Sukces zdarzył się w zasadzie przez przypadek. Kissling wraz z przyjaciółmi – Conradem Beckiem z Norymbergii oraz Holwegiem z Erlangen – prowadził firmę handlową, zajmującą się wymianą pomiędzy Bawarią a Królestwem Polskim. Towary handlowe to len, wełna, utensylia do tkactwa ręcznego, a później także sery: edamski, limburski i ementaler. Kissling sporo podróżował, często też bywał na Śląsku i we Wrocławiu. I jedna z tych podróży, właśnie zimą 1834 roku, okazała się brzemienna w skutki, bo w krótkim czasie Kissling stał się nie tylko najsłynniejszym wrocławskim importerem piw bawarskich z Norymbergii, Erlagen, Augsburga i Bambergu, ale także symbolem dobrej marki i powodem do dumy dla wrocławian. 
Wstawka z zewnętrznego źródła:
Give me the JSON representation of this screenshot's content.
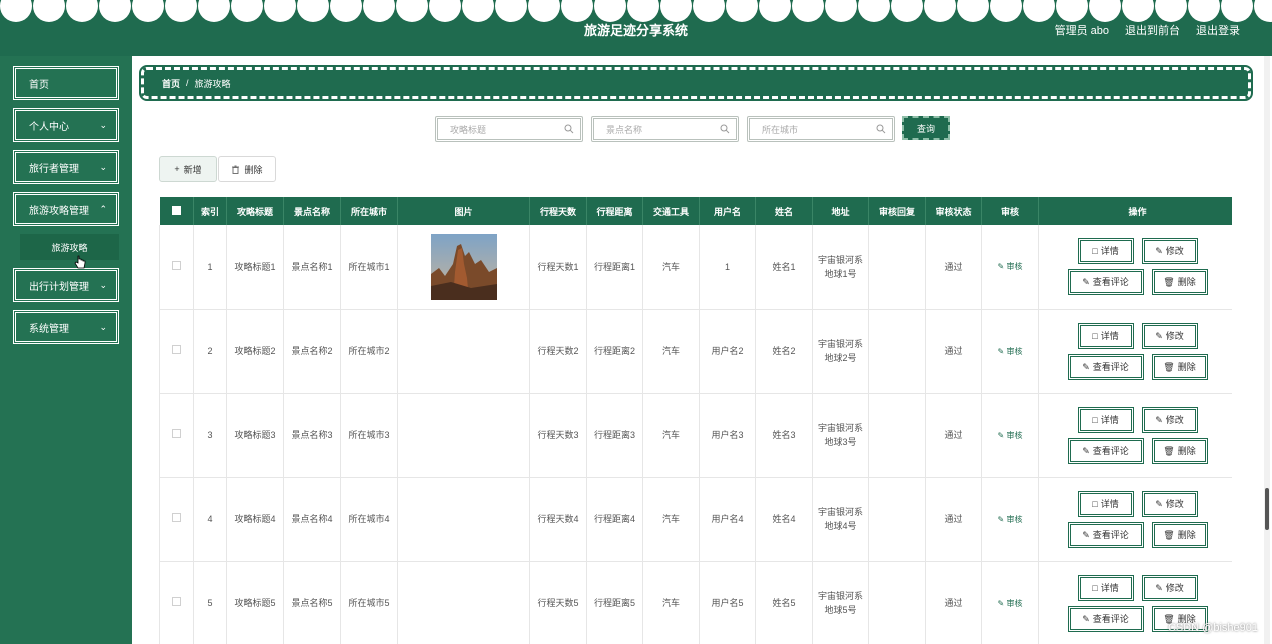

Wrocław, rok 1839: Kisslings Bierkeller

Tak zaczęto nazywać lokale Kisslinga. Jego piwiarnie reprezentowały najwyższe standardy, ciesząc się ogromną popularnością wśród mieszkańców Wrocławia i przyjezdnych. Dodatkowym atutem lokali były, podawane do piwa, kanapki z serami limburskim i szwajcarskim oraz pieczone kiełbaski. Menu systematycznie rozszerzano, a same piwiarnie coraz bardziej przypominały piwne restauracje serwujące wieprzowinę frankońską, kiełbaski frankońskie gotowane w rosole, zupy kiełbasiane, kluski i placki ziemniaczane. Zaś w każdy poniedziałek serwowano słynne golonki. 

Cztery lata po otwarciu swojej wrocławskiej piwiarni, w 1839 roku Kissling rozpoczął sprowadzanie piwa z Kulmbach z browaru J.W. Reichela i stał się jego wyłącznym importerem. Ale nie tylko piwne rewolucje były w sferze zainteresowania Kisslinga. Zajmowała go także miejska przestrzeń, a ściślej komunikacja. Otóż w 1840 r. , jako pierwszy we Wrocławiu, wprowadził omnibus jako środek komunikacji miejskiej gdzie bilet kosztował jeden srebrny grosz. Jednak dość szybko zrezygnował z tego przedsięwzięcia, ale było ono, jak na tamte czasy, nowatorskie. 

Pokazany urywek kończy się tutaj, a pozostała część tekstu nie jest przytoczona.